Yield: 1 generous, satisfying bowl
Prep Time: 5 minutes
Cook Time: 10-15 minutes
Total Time: 15-20 minutes

Difficulty: Super Easy
Intensity: Low-effort, one-pan cooking. Perfect for a quick, power-packed meal any time of day.


Forget everything you think you know about oatmeal. This recipe is a flavor revolution, transforming humble oats into a savory, umami-rich, and incredibly satisfying meal that genuinely rivals the comfort of pizza—but fuels your body like a champion. It’s not a sweet breakfast porridge; it’s a hearty, savory dish built on a base of creamy, steel-cut or rolled oats, simmered in a savory broth and topped with melted cheese, fresh herbs, and a perfectly runny egg. High in protein, fiber, and complex carbs, this bowl is the ultimate proof that clean eating can be indulgent, delicious, and deeply comforting. One bite, and you’ll understand why we say it’s tastier than pizza.

Ingredients

For the Savory Oatmeal Base:

  • 1 cup (80g) old-fashioned rolled oats or ½ cup (80g) steel-cut oats (for extra chew)

  • 1 ¾ cups (415ml) low-sodium vegetable broth or chicken broth (for deeper flavor)

  • 1 clove garlic, minced

  • ½ tsp dried oregano

  • ¼ tsp crushed red pepper flakes (optional, for heat)

  • Pinch of sea salt and black pepper

For the “Pizza” Toppings & Protein Boost:

  • 1 large egg

  • ¼ cup (about 30g) shredded part-skim mozzarella cheese

  • 2 tbsp (15g) grated Parmesan cheese

  • 2-3 cherry tomatoes, halved or quartered

  • 1 tbsp sliced black olives (optional)

  • 1 cup (about 30g) fresh baby spinach

  • Fresh basil leaves, for garnish

  • 1 tsp extra-virgin olive oil or a drizzle of hot honey for finishing

Optional Extra Protein Add-Ins (Choose One):

  • 2 tbsp (15g) nutritional yeast (for a cheesy, vegan protein boost)

  • ¼ cup (60g) low-fat cottage cheese, stirred in at the end

  • 2 slices of turkey pepperoni, chopped

  • 2-3 oz (60-90g) shredded cooked chicken breast

Equipment

  • Small saucepan

  • Small non-stick skillet (for the egg)

  • Grater (if using block cheese)

  • Bowls for serving


Instructions

Step 1: Build the Savory Base

In a small saucepan over medium-high heat, combine the oats, broth, minced garlic, oregano, and red pepper flakes (if using). Bring to a simmer, then reduce the heat to low.

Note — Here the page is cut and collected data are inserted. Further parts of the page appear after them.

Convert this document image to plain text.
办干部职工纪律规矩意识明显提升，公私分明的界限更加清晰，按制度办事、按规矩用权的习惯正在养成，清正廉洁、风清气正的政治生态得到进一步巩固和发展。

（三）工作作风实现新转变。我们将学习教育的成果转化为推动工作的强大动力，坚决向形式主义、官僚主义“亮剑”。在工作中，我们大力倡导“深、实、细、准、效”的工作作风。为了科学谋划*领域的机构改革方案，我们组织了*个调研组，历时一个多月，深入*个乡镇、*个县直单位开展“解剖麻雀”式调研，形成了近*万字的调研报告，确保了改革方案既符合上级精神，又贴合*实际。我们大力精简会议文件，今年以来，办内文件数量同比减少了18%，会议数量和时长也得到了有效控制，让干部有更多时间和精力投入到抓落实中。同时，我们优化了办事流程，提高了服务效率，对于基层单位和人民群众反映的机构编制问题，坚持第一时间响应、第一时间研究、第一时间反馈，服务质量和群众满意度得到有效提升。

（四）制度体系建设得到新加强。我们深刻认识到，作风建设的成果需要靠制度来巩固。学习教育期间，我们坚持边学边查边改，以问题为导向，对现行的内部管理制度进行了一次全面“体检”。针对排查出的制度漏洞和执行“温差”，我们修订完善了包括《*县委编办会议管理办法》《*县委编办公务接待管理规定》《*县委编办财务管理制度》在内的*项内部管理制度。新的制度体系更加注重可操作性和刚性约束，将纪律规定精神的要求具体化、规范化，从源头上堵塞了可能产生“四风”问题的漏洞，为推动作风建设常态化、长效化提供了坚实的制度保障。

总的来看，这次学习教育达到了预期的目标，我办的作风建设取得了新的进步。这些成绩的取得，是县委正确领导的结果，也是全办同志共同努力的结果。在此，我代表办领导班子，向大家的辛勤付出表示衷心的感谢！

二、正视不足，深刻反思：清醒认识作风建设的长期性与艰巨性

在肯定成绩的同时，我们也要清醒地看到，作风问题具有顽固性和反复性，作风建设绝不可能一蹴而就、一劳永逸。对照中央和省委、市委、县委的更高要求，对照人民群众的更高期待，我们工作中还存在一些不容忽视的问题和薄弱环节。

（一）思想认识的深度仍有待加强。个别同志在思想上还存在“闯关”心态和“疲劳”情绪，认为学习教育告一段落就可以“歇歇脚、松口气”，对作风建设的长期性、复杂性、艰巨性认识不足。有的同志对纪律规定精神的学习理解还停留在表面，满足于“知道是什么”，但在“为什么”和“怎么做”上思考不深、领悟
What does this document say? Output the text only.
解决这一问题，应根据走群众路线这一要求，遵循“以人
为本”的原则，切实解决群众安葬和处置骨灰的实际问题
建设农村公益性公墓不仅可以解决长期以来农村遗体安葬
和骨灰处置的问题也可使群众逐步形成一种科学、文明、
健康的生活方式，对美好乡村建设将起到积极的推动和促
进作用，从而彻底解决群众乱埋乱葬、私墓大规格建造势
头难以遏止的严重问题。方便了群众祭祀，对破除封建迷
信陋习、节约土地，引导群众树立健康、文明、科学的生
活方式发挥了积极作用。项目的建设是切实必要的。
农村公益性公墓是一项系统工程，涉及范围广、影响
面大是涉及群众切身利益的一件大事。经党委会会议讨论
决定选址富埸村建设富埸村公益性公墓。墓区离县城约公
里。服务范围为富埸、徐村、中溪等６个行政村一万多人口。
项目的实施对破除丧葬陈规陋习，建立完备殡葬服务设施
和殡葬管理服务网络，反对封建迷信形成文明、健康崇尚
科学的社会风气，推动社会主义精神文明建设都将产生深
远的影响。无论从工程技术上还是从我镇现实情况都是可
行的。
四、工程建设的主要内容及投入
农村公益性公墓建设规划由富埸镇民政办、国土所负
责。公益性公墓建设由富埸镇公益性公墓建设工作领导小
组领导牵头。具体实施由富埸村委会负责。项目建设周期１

Step 2: Simmer to Perfection

Cover the saucepan and let the oats simmer gently. Cook for:

  • Rolled Oats: 5-7 minutes, stirring occasionally.

  • Steel-Cut Oats: 15-20 minutes, stirring occasionally, until tender but still pleasantly chewy.

The goal is a creamy, porridge-like consistency with most of the liquid absorbed. Season with a pinch of salt and pepper to taste.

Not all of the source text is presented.